In Blue Protocol there’s a gearing progression system in place. Naturally. If you couldn’t obtain gear, there would be no real sense of progression, right? You’d be leveling for the sake of leveling at that point.
However gear takes a very different form. From what I gathered over the course of my time playing, you obtained no gear – at all – from quests, from dungeons, from monster drops. Gear doesn’t seem to be a possible drop or reward from anything.
Instead, you craft your gear with materials you get as reward from quests, or find out in the world, or loot in a dungeon, or get after killing a boss monster.
But you need to be careful as these very same materials are used to also craft Imajinn, which are unique monsters that function as new abilities you can equip, and can also be used to augment your own abilities and statistics.
These Imajinn can be leveled as well, increasing their effectiveness, and are available both as monsters you can equip and use as skills, and gear that are in essence accessories.
There is no armor system present in-game, much like in Blade and Soul, which may disappoint some of you.
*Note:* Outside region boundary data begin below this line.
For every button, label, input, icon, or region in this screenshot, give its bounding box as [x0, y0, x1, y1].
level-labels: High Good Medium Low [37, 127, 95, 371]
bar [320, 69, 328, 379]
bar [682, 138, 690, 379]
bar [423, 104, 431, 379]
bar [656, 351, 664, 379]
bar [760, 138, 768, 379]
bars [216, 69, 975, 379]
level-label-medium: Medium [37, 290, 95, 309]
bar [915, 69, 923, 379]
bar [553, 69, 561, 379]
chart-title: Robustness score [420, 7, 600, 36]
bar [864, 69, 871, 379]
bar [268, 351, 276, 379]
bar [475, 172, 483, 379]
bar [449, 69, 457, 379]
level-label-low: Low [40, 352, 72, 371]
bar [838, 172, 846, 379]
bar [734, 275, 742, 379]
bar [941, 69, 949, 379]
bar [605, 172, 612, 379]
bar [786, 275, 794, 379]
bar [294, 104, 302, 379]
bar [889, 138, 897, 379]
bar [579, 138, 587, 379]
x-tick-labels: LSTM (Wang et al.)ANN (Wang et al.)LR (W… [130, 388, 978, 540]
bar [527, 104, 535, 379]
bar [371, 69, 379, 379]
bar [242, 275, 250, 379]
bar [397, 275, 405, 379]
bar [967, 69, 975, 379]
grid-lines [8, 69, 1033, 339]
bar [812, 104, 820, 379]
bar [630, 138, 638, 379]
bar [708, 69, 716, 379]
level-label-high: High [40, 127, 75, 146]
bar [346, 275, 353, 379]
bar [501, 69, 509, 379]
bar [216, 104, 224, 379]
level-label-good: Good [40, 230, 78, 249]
There are outfit slots – and quite a variety of outfits planned for players to both earn and purchase, but at the very least you won’t need to worry about what’s more important between your weapon or your armor.
As let’s be honest, juggling materials to not only craft new Imajinn, but to also upgrade them, and craft and upgrade weapons as well is already going to require somewhat of a grind.
But this is an interesting way of tackling progression and I’m totally on board for it.

Final Fantasy XIV is one of the most popular MMOs right now. Phantasy Star Online 2 has been popular since it released almost a decade ago, and Blue Protocol is looking like it’ll be a combination of the two games.
Japan has produced some of the highest quality, some of the most popular MMOs on the market. Long lasting games that don’t die off a year or two after releasing, which is something you can’t say about South Korea or China and their churn ‘n burn titles released every other year.
Blue Protocol is an absolutely beautiful looking game. It’s being built for both current types of gamers in mind: You can tackle dungeons and proceed exclusively with the story on a single character, completely solo if you want to.
Or you can tackle it with friends, in a group, and have difficulty scaled for every additional player within your group. Monster AI is intelligent, with enemies actively working together to defend one another. Something I wish players in PUGs could figure out, honestly.
The world seems large with lots of personality – small little villages spread out over the zones with NPCs, quests, hidden rewards just waiting to be discovered.
Rarely do developers show the amount of care and polish that is shown in this game. But then this is being done by a AAA developer – something we haven’t seen in a long time.
I know some of you are excited for New World, but I guarantee you, Amazon have not shown remotely as much professionalism or faith in their game as Bandai Namco have with Blue Protocol.
And while New World will probably be a solid game for players interested in survival games, Blue Protocol will satiate the need for not only MMO players, but also Anime fans.

This is an MMO that I think I’ll honestly be able to lose myself in. I haven’t done this since I first played Final Fantasy XIV years ago, and WoW years before that. It’s rare to have a game like this come along, and I plan on taking my time with it.
Granted, the game doesn’t have an ETA on when it’ll release – even within Japan, so expecting a global release this year is highly unlikely.
Nevertheless, I plan on continuing to cover this whenever and wherever I possibly can.
But, those are my impressions of the game after having completed the first Closed Beta test. I’ll be around for all of the follow-up tests as well and hopefully will have even more to show all of you in the coming months!